SPINN: Synergistic Progressive Inference of Neural Networks over Device and Cloud

August 14, 2020 · Declared Dead · 🏛 ACM/IEEE International Conference on Mobile Computing and Networking

"No code URL or promise found in abstract"

Evidence collected by the PWNC Scanner

Authors Stefanos Laskaridis, Stylianos I. Venieris, Mario Almeida, Ilias Leontiadis, Nicholas D. Lane arXiv ID 2008.06402 Category cs.LG: Machine Learning Cross-listed cs.CV, cs.DC, stat.ML Citations 327 Venue ACM/IEEE International Conference on Mobile Computing and Networking Last Checked 3 months ago

Abstract

Despite the soaring use of convolutional neural networks (CNNs) in mobile applications, uniformly sustaining high-performance inference on mobile has been elusive due to the excessive computational demands of modern CNNs and the increasing diversity of deployed devices. A popular alternative comprises offloading CNN processing to powerful cloud-based servers. Nevertheless, by relying on the cloud to produce outputs, emerging mission-critical and high-mobility applications, such as drone obstacle avoidance or interactive applications, can suffer from the dynamic connectivity conditions and the uncertain availability of the cloud.
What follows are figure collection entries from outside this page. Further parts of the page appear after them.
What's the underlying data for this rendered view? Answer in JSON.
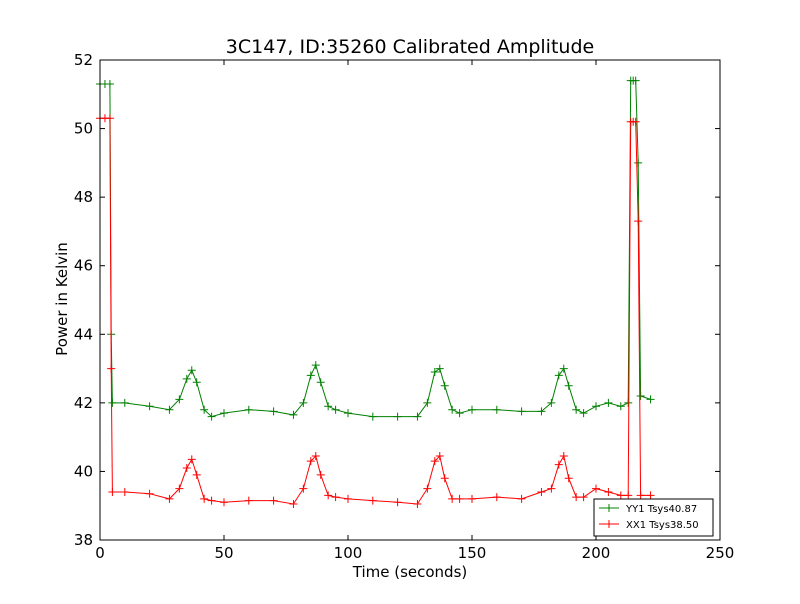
{
  "chart_data": {
    "type": "line",
    "title": "3C147, ID:35260 Calibrated Amplitude",
    "xlabel": "Time (seconds)",
    "ylabel": "Power in Kelvin",
    "xlim": [
      0,
      250
    ],
    "ylim": [
      38,
      52
    ],
    "xticks": [
      "0",
      "50",
      "100",
      "150",
      "200",
      "250"
    ],
    "yticks": [
      "38",
      "40",
      "42",
      "44",
      "46",
      "48",
      "50",
      "52"
    ],
    "grid": false,
    "legend_position": "lower-right",
    "marker": "+",
    "series": [
      {
        "name": "YY1 Tsys40.87",
        "color": "#008000",
        "x": [
          0,
          2,
          4,
          4.5,
          5,
          10,
          20,
          28,
          32,
          35,
          37,
          39,
          42,
          45,
          50,
          60,
          70,
          78,
          82,
          85,
          87,
          89,
          92,
          95,
          100,
          110,
          120,
          128,
          132,
          135,
          137,
          139,
          142,
          145,
          150,
          160,
          170,
          178,
          182,
          185,
          187,
          189,
          192,
          195,
          200,
          205,
          210,
          213,
          214,
          215,
          216,
          217,
          218,
          222
        ],
        "y": [
          51.3,
          51.3,
          51.3,
          44.0,
          42.0,
          42.0,
          41.9,
          41.8,
          42.1,
          42.7,
          42.95,
          42.6,
          41.8,
          41.6,
          41.7,
          41.8,
          41.75,
          41.65,
          42.0,
          42.8,
          43.1,
          42.6,
          41.9,
          41.8,
          41.7,
          41.6,
          41.6,
          41.6,
          42.0,
          42.9,
          43.0,
          42.5,
          41.8,
          41.7,
          41.8,
          41.8,
          41.75,
          41.75,
          42.0,
          42.8,
          43.0,
          42.5,
          41.8,
          41.7,
          41.9,
          42.0,
          41.9,
          42.0,
          51.4,
          51.4,
          51.4,
          49.0,
          42.2,
          42.1
        ]
      },
      {
        "name": "XX1 Tsys38.50",
        "color": "#ff0000",
        "x": [
          0,
          2,
          4,
          4.5,
          5,
          10,
          20,
          28,
          32,
          35,
          37,
          39,
          42,
          45,
          50,
          60,
          70,
          78,
          82,
          85,
          87,
          89,
          92,
          95,
          100,
          110,
          120,
          128,
          132,
          135,
          137,
          139,
          142,
          145,
          150,
          160,
          170,
          178,
          182,
          185,
          187,
          189,
          192,
          195,
          200,
          205,
          210,
          213,
          214,
          215,
          216,
          217,
          218,
          222
        ],
        "y": [
          50.3,
          50.3,
          50.3,
          43.0,
          39.4,
          39.4,
          39.35,
          39.2,
          39.5,
          40.1,
          40.35,
          39.9,
          39.2,
          39.15,
          39.1,
          39.15,
          39.15,
          39.05,
          39.5,
          40.3,
          40.45,
          39.9,
          39.3,
          39.25,
          39.2,
          39.15,
          39.1,
          39.05,
          39.5,
          40.3,
          40.45,
          39.8,
          39.2,
          39.2,
          39.2,
          39.25,
          39.2,
          39.4,
          39.5,
          40.2,
          40.45,
          39.8,
          39.25,
          39.25,
          39.5,
          39.4,
          39.3,
          39.3,
          50.2,
          50.2,
          50.2,
          47.3,
          39.3,
          39.3
        ]
      }
    ]
  }
}
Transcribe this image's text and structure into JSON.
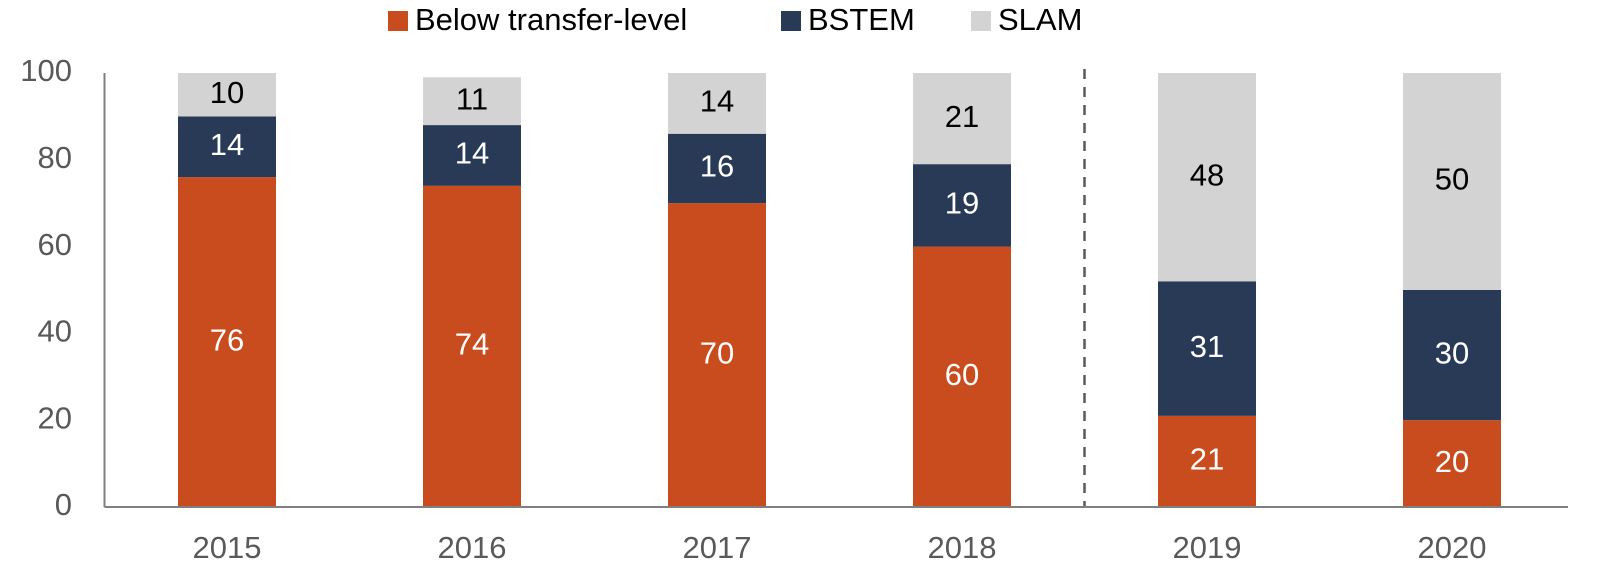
{
  "chart_data": {
    "type": "stacked_bar",
    "categories": [
      "2015",
      "2016",
      "2017",
      "2018",
      "2019",
      "2020"
    ],
    "series": [
      {
        "name": "Below transfer-level",
        "color": "#c94c1e",
        "values": [
          76,
          74,
          70,
          60,
          21,
          20
        ]
      },
      {
        "name": "BSTEM",
        "color": "#283a55",
        "values": [
          14,
          14,
          16,
          19,
          31,
          30
        ]
      },
      {
        "name": "SLAM",
        "color": "#d3d3d3",
        "values": [
          10,
          11,
          14,
          21,
          48,
          50
        ]
      }
    ],
    "ylim": [
      0,
      100
    ],
    "yticks": [
      0,
      20,
      40,
      60,
      80,
      100
    ],
    "legend": "top"
  }
}
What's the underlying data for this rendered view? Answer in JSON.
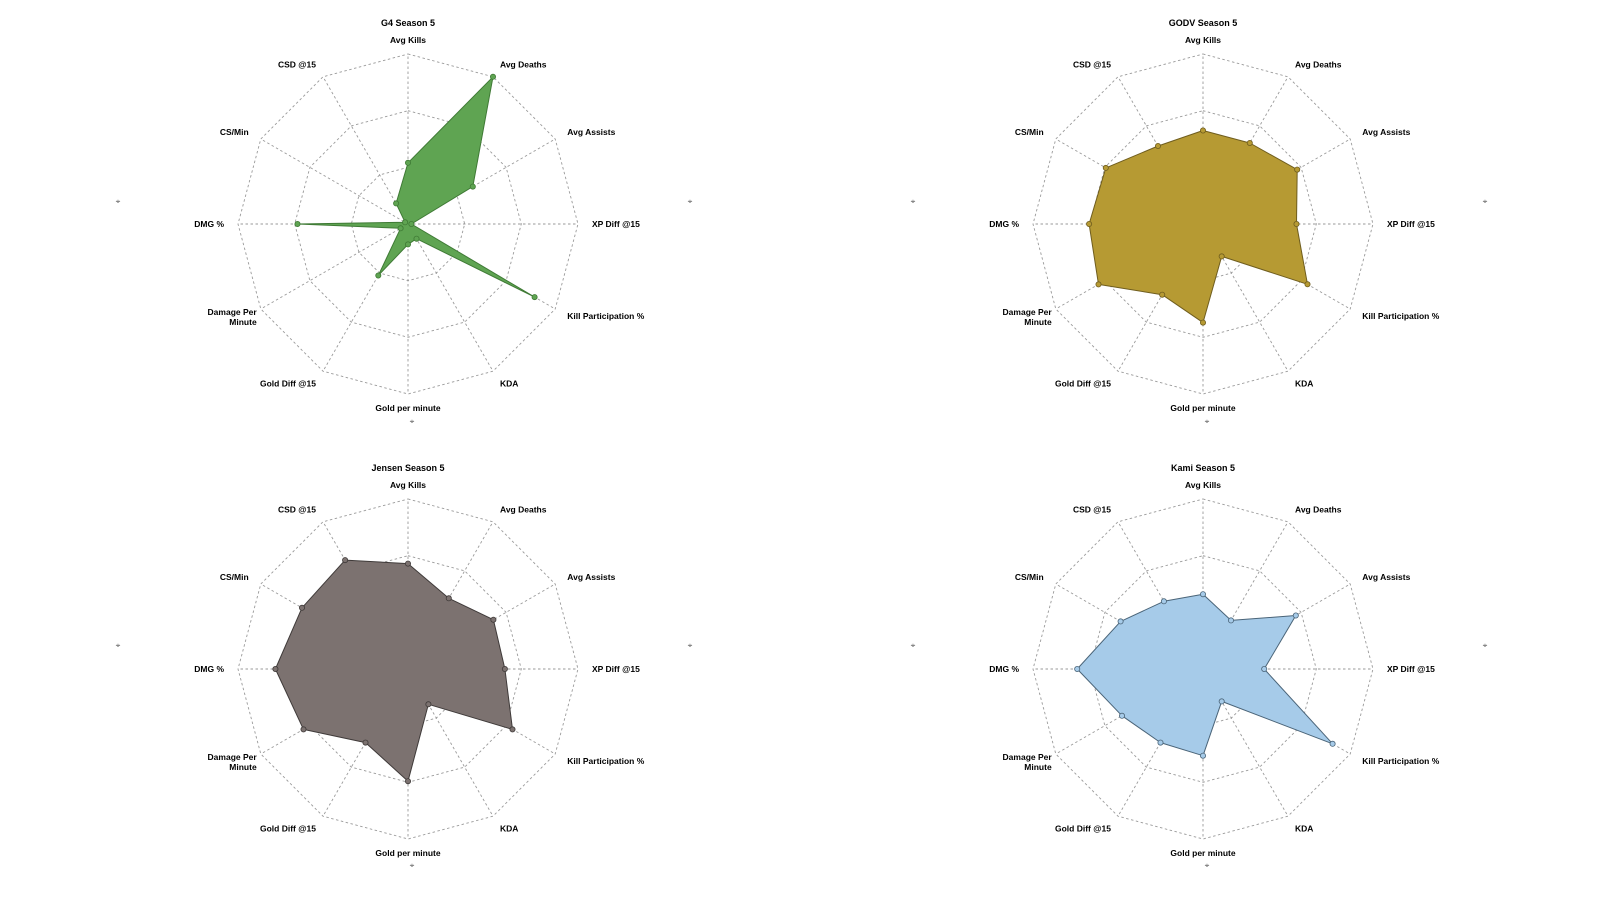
{
  "window": {
    "corner_marks": [
      "⌖"
    ]
  },
  "chart_data": [
    {
      "type": "radar",
      "title": "G4 Season 5",
      "axes": [
        "Avg Kills",
        "Avg Deaths",
        "Avg Assists",
        "XP Diff @15",
        "Kill Participation %",
        "KDA",
        "Gold per minute",
        "Gold Diff @15",
        "Damage Per Minute",
        "DMG %",
        "CS/Min",
        "CSD @15"
      ],
      "rlim": [
        0,
        1
      ],
      "rings": 3,
      "grid": true,
      "series": [
        {
          "color": "#5fa452",
          "stroke": "#3f7a35",
          "values": [
            0.36,
            1.0,
            0.44,
            0.02,
            0.86,
            0.1,
            0.12,
            0.35,
            0.05,
            0.65,
            0.02,
            0.14
          ]
        }
      ]
    },
    {
      "type": "radar",
      "title": "GODV Season 5",
      "axes": [
        "Avg Kills",
        "Avg Deaths",
        "Avg Assists",
        "XP Diff @15",
        "Kill Participation %",
        "KDA",
        "Gold per minute",
        "Gold Diff @15",
        "Damage Per Minute",
        "DMG %",
        "CS/Min",
        "CSD @15"
      ],
      "rlim": [
        0,
        1
      ],
      "rings": 3,
      "grid": true,
      "series": [
        {
          "color": "#b69a33",
          "stroke": "#6f5d1e",
          "values": [
            0.55,
            0.55,
            0.64,
            0.55,
            0.71,
            0.22,
            0.58,
            0.48,
            0.71,
            0.67,
            0.66,
            0.53
          ]
        }
      ]
    },
    {
      "type": "radar",
      "title": "Jensen Season 5",
      "axes": [
        "Avg Kills",
        "Avg Deaths",
        "Avg Assists",
        "XP Diff @15",
        "Kill Participation %",
        "KDA",
        "Gold per minute",
        "Gold Diff @15",
        "Damage Per Minute",
        "DMG %",
        "CS/Min",
        "CSD @15"
      ],
      "rlim": [
        0,
        1
      ],
      "rings": 3,
      "grid": true,
      "series": [
        {
          "color": "#7c7270",
          "stroke": "#3f3a39",
          "values": [
            0.62,
            0.48,
            0.58,
            0.57,
            0.71,
            0.24,
            0.66,
            0.5,
            0.71,
            0.78,
            0.72,
            0.74
          ]
        }
      ]
    },
    {
      "type": "radar",
      "title": "Kami Season 5",
      "axes": [
        "Avg Kills",
        "Avg Deaths",
        "Avg Assists",
        "XP Diff @15",
        "Kill Participation %",
        "KDA",
        "Gold per minute",
        "Gold Diff @15",
        "Damage Per Minute",
        "DMG %",
        "CS/Min",
        "CSD @15"
      ],
      "rlim": [
        0,
        1
      ],
      "rings": 3,
      "grid": true,
      "series": [
        {
          "color": "#a6cbe9",
          "stroke": "#4a6478",
          "values": [
            0.44,
            0.33,
            0.63,
            0.36,
            0.88,
            0.22,
            0.51,
            0.5,
            0.55,
            0.74,
            0.56,
            0.46
          ]
        }
      ]
    }
  ]
}
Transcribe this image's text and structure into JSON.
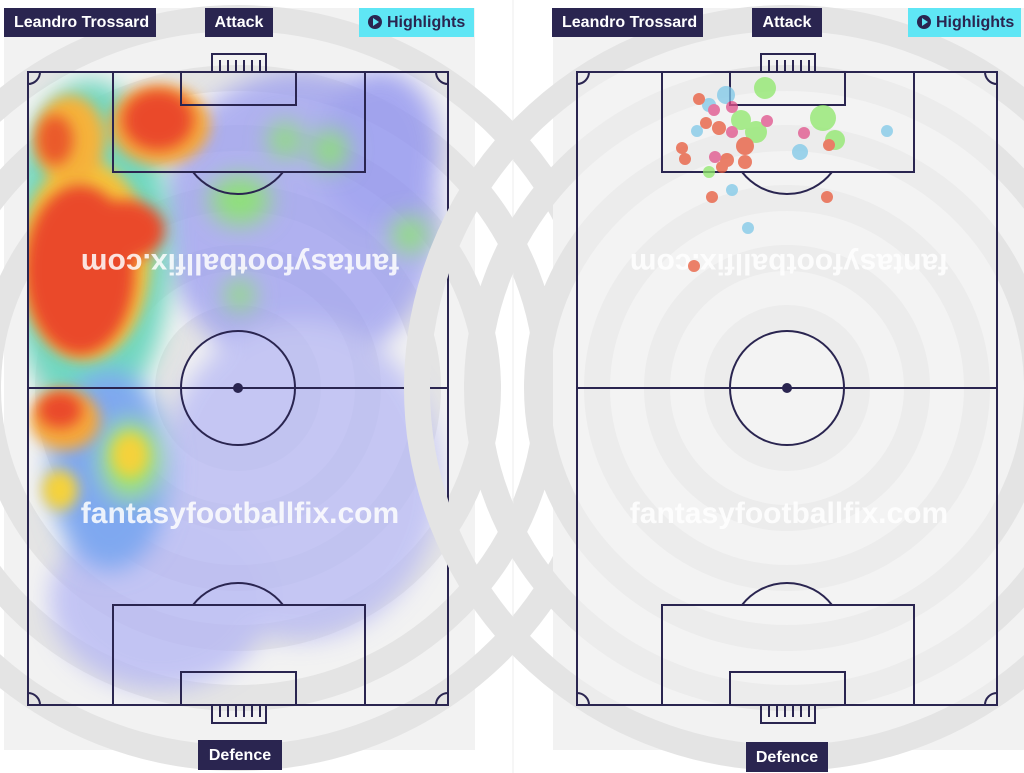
{
  "panels": [
    {
      "header": {
        "player": "Leandro Trossard",
        "top_label": "Attack",
        "button": "Highlights"
      },
      "footer": "Defence",
      "watermark": "fantasyfootballfix.com"
    },
    {
      "header": {
        "player": "Leandro Trossard",
        "top_label": "Attack",
        "button": "Highlights"
      },
      "footer": "Defence",
      "watermark": "fantasyfootballfix.com"
    }
  ]
}
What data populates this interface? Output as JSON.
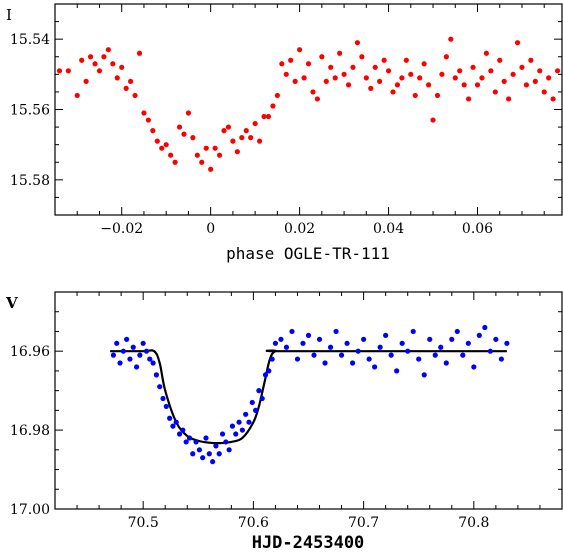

In this paper, we propose SPINN, a distributed inference system that employs synergistic device-cloud computation together with a progressive inference method to deliver fast and robust CNN inference across diverse settings. The proposed system introduces a novel scheduler that co-optimises the early-exit policy and the CNN splitting at run time, in order to adapt to dynamic conditions and meet user-defined service-level requirements. Quantitative evaluation illustrates that SPINN outperforms its state-of-the-art collaborative inference counterparts by up to 2x in achieved throughput under varying network conditions, reduces the server cost by up to 6.8x and improves accuracy by 20.7% under latency constraints, while providing robust operation under uncertain connectivity conditions and significant energy savings compared to cloud-centric execution.